Locally, I have been affiliated with many educational, workforce and civic organizations. These include: Rotary International (past executive director), B.P.O Elks, Community Action of Scioto County boards, WIA and WIB boards, Jobs and Family Services planning boards, the health coalition, and various advisory boards.
Statewide, I have worked with the staffs of Governors Taft, Strickland and now Kasich to improve workforce development training for youth and adults. I sat on the 2006 OWETAC committee exploring workforce that subsequently recommended the move of adult programming to the Ohio Board of Regents. I have been active in the Ohio Association of Career-Technical Superintendents, where I have sat on many committees for various state issues and strategies.

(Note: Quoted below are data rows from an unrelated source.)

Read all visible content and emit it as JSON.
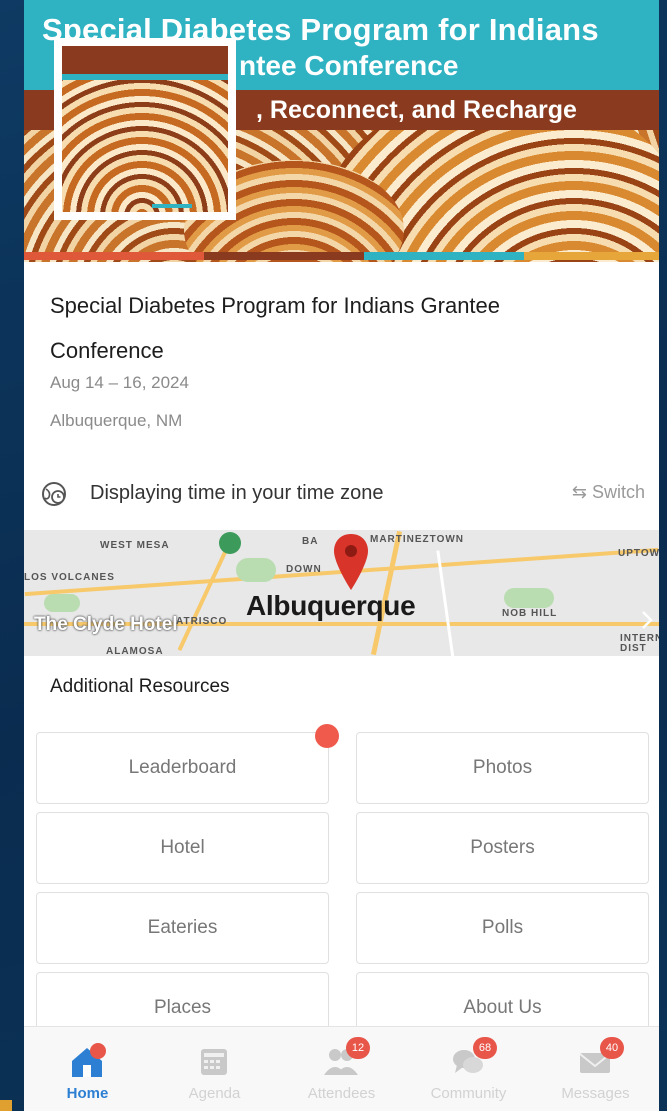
{
  "banner": {
    "title_line1": "Special Diabetes Program for Indians",
    "title_line2": "ntee Conference",
    "tagline": ", Reconnect, and Recharge"
  },
  "event": {
    "title": "Special Diabetes Program for Indians Grantee Conference",
    "dates": "Aug 14 – 16, 2024",
    "location": "Albuquerque, NM"
  },
  "timezone": {
    "icon": "globe-clock-icon",
    "text": "Displaying time in your time zone",
    "switch_label": "⇆ Switch"
  },
  "map": {
    "city_label": "Albuquerque",
    "hotel_label": "The Clyde Hotel",
    "area_labels": [
      "WEST MESA",
      "LOS VOLCANES",
      "ATRISCO",
      "ALAMOSA",
      "MARTINEZTOWN",
      "NOB HILL",
      "UPTOWN",
      "INTERN DIST",
      "DOWN",
      "BA"
    ],
    "pin_icon": "map-pin-icon"
  },
  "resources": {
    "title": "Additional Resources",
    "tiles": [
      "Leaderboard",
      "Photos",
      "Hotel",
      "Posters",
      "Eateries",
      "Polls",
      "Places",
      "About Us"
    ]
  },
  "tabs": [
    {
      "label": "Home",
      "icon": "home-icon",
      "active": true,
      "badge": ""
    },
    {
      "label": "Agenda",
      "icon": "calendar-icon",
      "active": false,
      "badge": ""
    },
    {
      "label": "Attendees",
      "icon": "people-icon",
      "active": false,
      "badge": "12"
    },
    {
      "label": "Community",
      "icon": "chat-bubbles-icon",
      "active": false,
      "badge": "68"
    },
    {
      "label": "Messages",
      "icon": "envelope-icon",
      "active": false,
      "badge": "40"
    }
  ],
  "colors": {
    "accent": "#2d7fd3",
    "badge": "#e8564a",
    "banner_teal": "#2fb2c2",
    "banner_brown": "#8a3a1f"
  }
}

I organize and set the agenda for Career Tech Superintendents in Southeast Ohio, and I am currently on the state Superintendent of Instructions advisory group.
Nationally, I attended the Governors National Association (Baltimore, Maryland) in 2010 representing Career Tech from the state of Ohio for then governor Ted Strickland.
I attended Scioto County Joint Vocational School (drafting), Ohio University for my undergraduate and the University of Dayton for my Master’s degrees and subsequent licensure programming for; supervisor, principal, director and superintendence’s.
I would like to express that in the past few years the work of the Scioto County Career Technical Center has been very successful statistically and intrinsically. I believe that the amount of state interaction through the Career Technical Superintendent group and other peripheral actions has allowed and expanded the voice of my district. In the past year we have completed a successful levy campaign, negotiated a teacher contract, sponsored a conversion school and are sitting on every important committee and board in our county. Our student population has grown exponentially (20% in secondary) and our students do well in state and national competitions. More importantly we are getting our students employed in a time where that virtually the rest of our population base is not. Finally: the largest accomplishment that I can point to is that we are relevant and our students are now thought of as well trained and desired. We feel that we have changed the culture of our school and increased the viability of our students.